Scientists divide humpback dolphins into two groups: one living in the Atlantic Ocean, and the other found in the Pacific and Indian oceans.
These two groups make up the four different species of humpback dolphin. The recently discovered species is part of the Indo-Pacific group of humpback dolphins.
Scientists discovered the new species through genetic testing and by examining tissues from over 200 different dolphins.
This new information will help governments and conservation groups create policies tailored to each species, said Howard Rosenbaum, director of the society’s Ocean Giants program.
Conservationists claim humpback dolphins are threatened by habitat loss and fishing activity.
“Humpback dolphins are considered ‘threatened’ in some waters and ‘vulnerable’ in other parts of the world,” the WCS said.

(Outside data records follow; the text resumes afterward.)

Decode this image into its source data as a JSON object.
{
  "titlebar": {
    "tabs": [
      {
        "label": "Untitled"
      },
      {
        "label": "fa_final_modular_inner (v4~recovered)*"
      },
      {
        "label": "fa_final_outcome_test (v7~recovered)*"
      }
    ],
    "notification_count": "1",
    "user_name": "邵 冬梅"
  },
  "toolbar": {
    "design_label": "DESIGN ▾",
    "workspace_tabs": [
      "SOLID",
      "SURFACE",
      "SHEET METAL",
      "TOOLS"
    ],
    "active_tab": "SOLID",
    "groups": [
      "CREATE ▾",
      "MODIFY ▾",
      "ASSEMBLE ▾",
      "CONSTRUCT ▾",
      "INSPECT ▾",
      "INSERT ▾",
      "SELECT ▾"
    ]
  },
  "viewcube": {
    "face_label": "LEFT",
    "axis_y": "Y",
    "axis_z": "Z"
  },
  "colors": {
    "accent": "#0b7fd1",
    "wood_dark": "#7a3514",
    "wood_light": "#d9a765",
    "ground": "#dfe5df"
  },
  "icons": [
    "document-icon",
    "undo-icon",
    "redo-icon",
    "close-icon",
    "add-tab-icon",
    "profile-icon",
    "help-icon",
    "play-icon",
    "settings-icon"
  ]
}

Knowing the distinct species is “essential to an appropriate framework for conservation,” according to Martin Mendez, assistant director of the society’s Latin America and the Caribbean program.
“You have to absolutely know what you are trying to preserve here,” said WCS.
“New information about distinct species across the entire range of humpback dolphins will increase the number of recognised species, and provides the needed scientific evidence for management decisions aimed at protecting their unique genetic diversity and associated important habitats,” WCS Ocean Giants program director Howard Rosenbaum told ABC news.